Adanya undang-undang tentang orang cacat, menurut Sartono, tidak menjamin adanya perhatian yang wajar kepada orang cacat.
“Kalau perkara undang-undang, banyak sekali hal yang sudah ada undang-undangnya, tertulis, tertulis, tapi kita kan membaut undang-undang untuk dilanggar. Depsos sendiri menggunakan berbagai cara untuk menjadikan kita (orang cacat) sebagai proyek. Contohnya dalam pemberian penghargaan segala macam. Itu diperjual belikan. Walaupun kita harus katakan oknum-oknum Depsos, tapi Depsos sendiri tidak mempunyai program dalam pengertian mendasar yang betul-betul berusaha mengubah paradigma banyak orang tentang kecacatan. Yang mereka lakukan adalah proyek yang charity, seolah-olah memberikan sesuatu. Atau menolong kalau sudah ada masalah seperti pemadam kebakaran. Pemadam kebarannya pun mesti ditonton oleh orang banyak.”

Orang cacat di Indonesia tidak menuntut lebih selain pemenuhan hak-hak mereka, katanya.
“Setiap hari kita cuma bisa mengetuk, bahwa kita ini ada. Kita cuma menuntut hak kita. Charity ya boleh lah, terima kasih deh. Tapi asal kita jangan dijadikan obyek. Diberikan kesempatan yang sama sudah cukup. Saya melihat orang cacat itu, ketika kamu cacat tiba-tiba kamu masuk ke suatu domain tersendiri. Tidak boleh nakal, tidak boleh macam-macam. Lu musti dongo. Musti jujur. Padahal kita cuma manusia. Kita punya keinginan, kadang piunya niat jahat.”

Bahkan di antara sesama Negara berkembang, Indonesia terhitung sangat rendah perlakuannya terhadap orang cacat.

“Jangankan disbanding dengan negara maju. Terlalu jauh membandingkan Indonesia dengan Negara maju. Bandingan dengan Singapore saja kita kalah jauh. Di Indonesia, orang lebih takut pada fengshui daripada undang-undang tentang orang cacat. Dia bikin tangga tiga, tangga empat, dia ngak mau bikin lantai, karena lantai feng shuinya jelek. Di Singapore kan ngak begitu. Di Indonesia, di semua terminal, di bandara, dipenuhi sama mobil-mobil pejabat, meskipun ada tanda penyandang cacat.

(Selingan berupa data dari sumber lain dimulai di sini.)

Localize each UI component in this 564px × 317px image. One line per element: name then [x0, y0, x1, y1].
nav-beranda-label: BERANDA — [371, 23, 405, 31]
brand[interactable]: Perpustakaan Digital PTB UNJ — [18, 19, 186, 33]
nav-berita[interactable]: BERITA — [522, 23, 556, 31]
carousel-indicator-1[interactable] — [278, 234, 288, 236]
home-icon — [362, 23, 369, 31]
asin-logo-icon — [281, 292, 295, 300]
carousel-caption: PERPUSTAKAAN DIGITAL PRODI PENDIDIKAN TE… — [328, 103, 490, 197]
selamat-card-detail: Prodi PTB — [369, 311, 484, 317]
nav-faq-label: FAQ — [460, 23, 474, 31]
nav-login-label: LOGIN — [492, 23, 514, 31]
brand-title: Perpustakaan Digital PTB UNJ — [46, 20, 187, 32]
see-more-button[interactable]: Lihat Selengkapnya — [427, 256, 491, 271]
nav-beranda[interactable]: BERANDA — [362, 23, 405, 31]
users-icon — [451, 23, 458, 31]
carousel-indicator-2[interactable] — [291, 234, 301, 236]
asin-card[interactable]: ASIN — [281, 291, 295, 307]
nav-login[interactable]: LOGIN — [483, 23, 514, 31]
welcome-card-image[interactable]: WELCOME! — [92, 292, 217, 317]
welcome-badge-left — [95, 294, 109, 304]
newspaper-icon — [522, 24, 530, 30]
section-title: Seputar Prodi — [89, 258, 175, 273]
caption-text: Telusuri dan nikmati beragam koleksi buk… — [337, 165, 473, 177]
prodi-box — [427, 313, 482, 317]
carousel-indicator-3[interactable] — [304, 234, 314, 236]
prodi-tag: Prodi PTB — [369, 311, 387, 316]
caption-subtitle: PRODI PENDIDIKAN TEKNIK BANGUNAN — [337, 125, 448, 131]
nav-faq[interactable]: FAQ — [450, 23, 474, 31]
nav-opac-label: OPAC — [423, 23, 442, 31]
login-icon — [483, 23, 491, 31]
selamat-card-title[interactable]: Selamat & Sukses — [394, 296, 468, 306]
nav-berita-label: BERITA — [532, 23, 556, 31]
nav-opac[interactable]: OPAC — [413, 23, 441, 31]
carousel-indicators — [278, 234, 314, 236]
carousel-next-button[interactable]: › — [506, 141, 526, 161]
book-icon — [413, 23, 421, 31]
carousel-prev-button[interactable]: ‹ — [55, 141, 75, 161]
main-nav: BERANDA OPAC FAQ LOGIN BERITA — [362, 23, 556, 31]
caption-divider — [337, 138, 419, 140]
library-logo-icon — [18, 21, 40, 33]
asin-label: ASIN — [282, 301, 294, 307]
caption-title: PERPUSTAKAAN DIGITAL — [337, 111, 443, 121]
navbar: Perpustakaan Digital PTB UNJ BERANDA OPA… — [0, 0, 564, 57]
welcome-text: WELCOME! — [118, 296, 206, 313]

Sartono mengaku pernah meminta ajudan Wakil Presiden Yusuf Kalla, untuk memindahkan mobil wapres yang diparkir di tempat parkir yang diperuntukkan untuk orang cacat.

“Setelah saling ngotot, akhirnya dia minggirin juga, mungkin dia pikir ini orang tua gila. Saya kan sudah nothing to lose kan? Tapi setelah itu saya takut sendiri. Coba bayangin kalau orang biasa,” kata Sartono.